The time after the Second World War had seen a rise in passenger travel. The 1950s and 1960s had witnessed the development of the large aircrafts and several more destinations opening up. In order to provide services on the passenger aircrafts, women had been employed. In those days, the selection of the female staff was in most cases only based upon looks. Sea travel had been replaced with the more sophisticated air travel. In addition to presenting the food trays on the aircrafts, the airhostesses or stewardesses also had to be always prepared to administer the first aid and other helping emergencies. The life of an airhostess immediately became involved with a lot more flights, thousands of different passengers from all over the world, a lot of stress and very little turnaround time.
With the various vast development programs, the number of flights increased and also did the number of total passengers. What seemed like a luxurious and stress free job, slowly became strenuous. The vigorous training as well as quality selection provided by the Saudia had kept the entire stewardesses alert and on their toes. The increase in number of passengers was the most notable, several of whom were indifferent and oblivious to the conditions of work of those women who would serve them on board the plane, and those women who were also treated worse than maids on some occasions. Rude behavior, lack of respect and the male ego syndrome had become part of the normal routine for these vital members of Saudia.

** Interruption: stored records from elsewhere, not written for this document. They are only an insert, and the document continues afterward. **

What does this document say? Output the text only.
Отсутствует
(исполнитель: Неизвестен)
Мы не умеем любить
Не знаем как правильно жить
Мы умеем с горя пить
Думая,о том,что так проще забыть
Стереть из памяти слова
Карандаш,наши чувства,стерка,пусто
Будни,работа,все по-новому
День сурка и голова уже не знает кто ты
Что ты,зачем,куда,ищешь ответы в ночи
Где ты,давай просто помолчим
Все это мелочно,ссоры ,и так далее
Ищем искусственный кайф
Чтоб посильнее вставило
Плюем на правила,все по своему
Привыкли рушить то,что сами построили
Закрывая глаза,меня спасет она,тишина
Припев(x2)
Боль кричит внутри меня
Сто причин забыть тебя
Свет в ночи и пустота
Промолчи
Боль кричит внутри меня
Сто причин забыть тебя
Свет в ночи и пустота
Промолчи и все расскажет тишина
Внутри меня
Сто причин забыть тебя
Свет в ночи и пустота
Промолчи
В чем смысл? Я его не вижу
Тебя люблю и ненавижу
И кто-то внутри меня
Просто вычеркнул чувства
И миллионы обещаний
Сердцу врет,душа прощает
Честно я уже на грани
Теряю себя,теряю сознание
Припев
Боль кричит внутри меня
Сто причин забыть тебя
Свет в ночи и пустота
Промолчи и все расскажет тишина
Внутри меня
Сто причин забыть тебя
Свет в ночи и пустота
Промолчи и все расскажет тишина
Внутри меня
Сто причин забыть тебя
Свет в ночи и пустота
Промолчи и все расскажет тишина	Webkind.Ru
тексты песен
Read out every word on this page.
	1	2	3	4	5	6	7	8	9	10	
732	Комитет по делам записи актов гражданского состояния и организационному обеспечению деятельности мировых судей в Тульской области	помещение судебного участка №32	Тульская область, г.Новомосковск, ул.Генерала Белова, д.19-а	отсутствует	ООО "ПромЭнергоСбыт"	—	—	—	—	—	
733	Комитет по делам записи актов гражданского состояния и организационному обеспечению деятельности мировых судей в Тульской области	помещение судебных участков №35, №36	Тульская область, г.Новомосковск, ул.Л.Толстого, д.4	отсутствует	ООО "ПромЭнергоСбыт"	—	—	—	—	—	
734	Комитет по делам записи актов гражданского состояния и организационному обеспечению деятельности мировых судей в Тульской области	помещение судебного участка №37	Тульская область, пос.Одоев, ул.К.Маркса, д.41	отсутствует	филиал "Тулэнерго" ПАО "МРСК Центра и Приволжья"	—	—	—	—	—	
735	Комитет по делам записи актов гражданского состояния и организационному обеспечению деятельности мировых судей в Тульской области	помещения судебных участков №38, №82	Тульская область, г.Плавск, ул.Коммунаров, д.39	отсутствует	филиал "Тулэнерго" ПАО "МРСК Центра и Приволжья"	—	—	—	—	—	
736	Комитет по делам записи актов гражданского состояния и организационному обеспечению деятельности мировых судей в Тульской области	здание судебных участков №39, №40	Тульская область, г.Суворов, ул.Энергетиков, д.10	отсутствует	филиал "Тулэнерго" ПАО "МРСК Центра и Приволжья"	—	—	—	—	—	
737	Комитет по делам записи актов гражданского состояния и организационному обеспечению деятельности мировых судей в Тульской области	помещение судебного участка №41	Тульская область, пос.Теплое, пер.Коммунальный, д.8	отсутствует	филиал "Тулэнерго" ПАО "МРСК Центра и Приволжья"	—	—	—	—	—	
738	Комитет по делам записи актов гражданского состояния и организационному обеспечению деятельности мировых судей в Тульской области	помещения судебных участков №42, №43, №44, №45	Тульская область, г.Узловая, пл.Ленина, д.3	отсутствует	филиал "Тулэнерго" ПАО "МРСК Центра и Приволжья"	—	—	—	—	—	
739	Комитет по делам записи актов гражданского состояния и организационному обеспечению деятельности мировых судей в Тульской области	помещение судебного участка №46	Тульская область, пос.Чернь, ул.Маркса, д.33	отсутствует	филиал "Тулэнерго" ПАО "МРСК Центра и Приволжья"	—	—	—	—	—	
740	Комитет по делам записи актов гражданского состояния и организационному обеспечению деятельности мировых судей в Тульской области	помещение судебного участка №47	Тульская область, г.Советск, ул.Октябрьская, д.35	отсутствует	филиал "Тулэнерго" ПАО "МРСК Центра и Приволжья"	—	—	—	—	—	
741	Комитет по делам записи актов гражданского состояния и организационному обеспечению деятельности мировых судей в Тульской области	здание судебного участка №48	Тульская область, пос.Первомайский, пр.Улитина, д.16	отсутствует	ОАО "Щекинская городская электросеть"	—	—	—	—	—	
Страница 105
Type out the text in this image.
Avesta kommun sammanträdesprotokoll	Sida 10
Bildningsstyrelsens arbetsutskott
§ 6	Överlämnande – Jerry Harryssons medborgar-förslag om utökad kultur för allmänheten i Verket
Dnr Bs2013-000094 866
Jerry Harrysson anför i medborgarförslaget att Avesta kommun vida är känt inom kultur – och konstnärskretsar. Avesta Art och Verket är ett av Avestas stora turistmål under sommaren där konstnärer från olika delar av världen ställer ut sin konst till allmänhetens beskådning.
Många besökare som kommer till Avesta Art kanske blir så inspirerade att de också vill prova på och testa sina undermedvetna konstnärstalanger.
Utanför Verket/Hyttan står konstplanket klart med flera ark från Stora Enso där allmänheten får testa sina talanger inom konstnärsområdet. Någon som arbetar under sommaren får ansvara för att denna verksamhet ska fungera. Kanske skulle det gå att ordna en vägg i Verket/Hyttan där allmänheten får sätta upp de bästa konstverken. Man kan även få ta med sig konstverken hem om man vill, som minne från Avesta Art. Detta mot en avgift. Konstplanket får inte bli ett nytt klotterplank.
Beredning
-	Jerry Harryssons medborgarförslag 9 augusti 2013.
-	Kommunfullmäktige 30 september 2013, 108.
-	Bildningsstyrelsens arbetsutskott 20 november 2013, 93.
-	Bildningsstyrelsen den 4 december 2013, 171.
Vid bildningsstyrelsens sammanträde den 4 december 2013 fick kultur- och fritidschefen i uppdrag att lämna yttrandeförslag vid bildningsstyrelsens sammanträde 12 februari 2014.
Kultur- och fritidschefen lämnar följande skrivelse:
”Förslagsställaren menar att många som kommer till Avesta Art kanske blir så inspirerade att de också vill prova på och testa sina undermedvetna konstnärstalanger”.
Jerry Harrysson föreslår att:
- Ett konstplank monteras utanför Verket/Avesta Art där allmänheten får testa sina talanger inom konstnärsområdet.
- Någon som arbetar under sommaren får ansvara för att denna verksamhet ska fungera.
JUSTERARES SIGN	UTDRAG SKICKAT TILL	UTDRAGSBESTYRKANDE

Long working hours away from home, friends and family was a norm for these people. This caused them to miss out the birthdays of their loved ones, or not being able to see their dying relatives for the last time, had just increased the worries and burdens which several of these women carried in their mind on and off the job. Many of these women were also single mothers who were working in order to give their children better lives. Many of these women were more educated, cultured and noble than most of the passengers whom they served. Many of the passengers would often berate and insult them for the slightest of reasons.
In some cases physical abuse also followed the verbal abuse. The passengers seem to have forgotten that the flight attendants had not become flight attendants to serve them food, but to also provide welfare and safety in case any emergency took place on board. The Saudi in-flight staff works tirelessly bearing all the insults of the so called “elite” class who think they own the aircraft or airlines, or just those who are impatient, rude and ignorant. Yet they are serving the poor and rich with the same smile and same courteous attitude.
There are also many air hostesses who have fed many stranded laborers in and around the consulates who are waiting to have their visa status corrected. They brought for them cartons of water as well as food.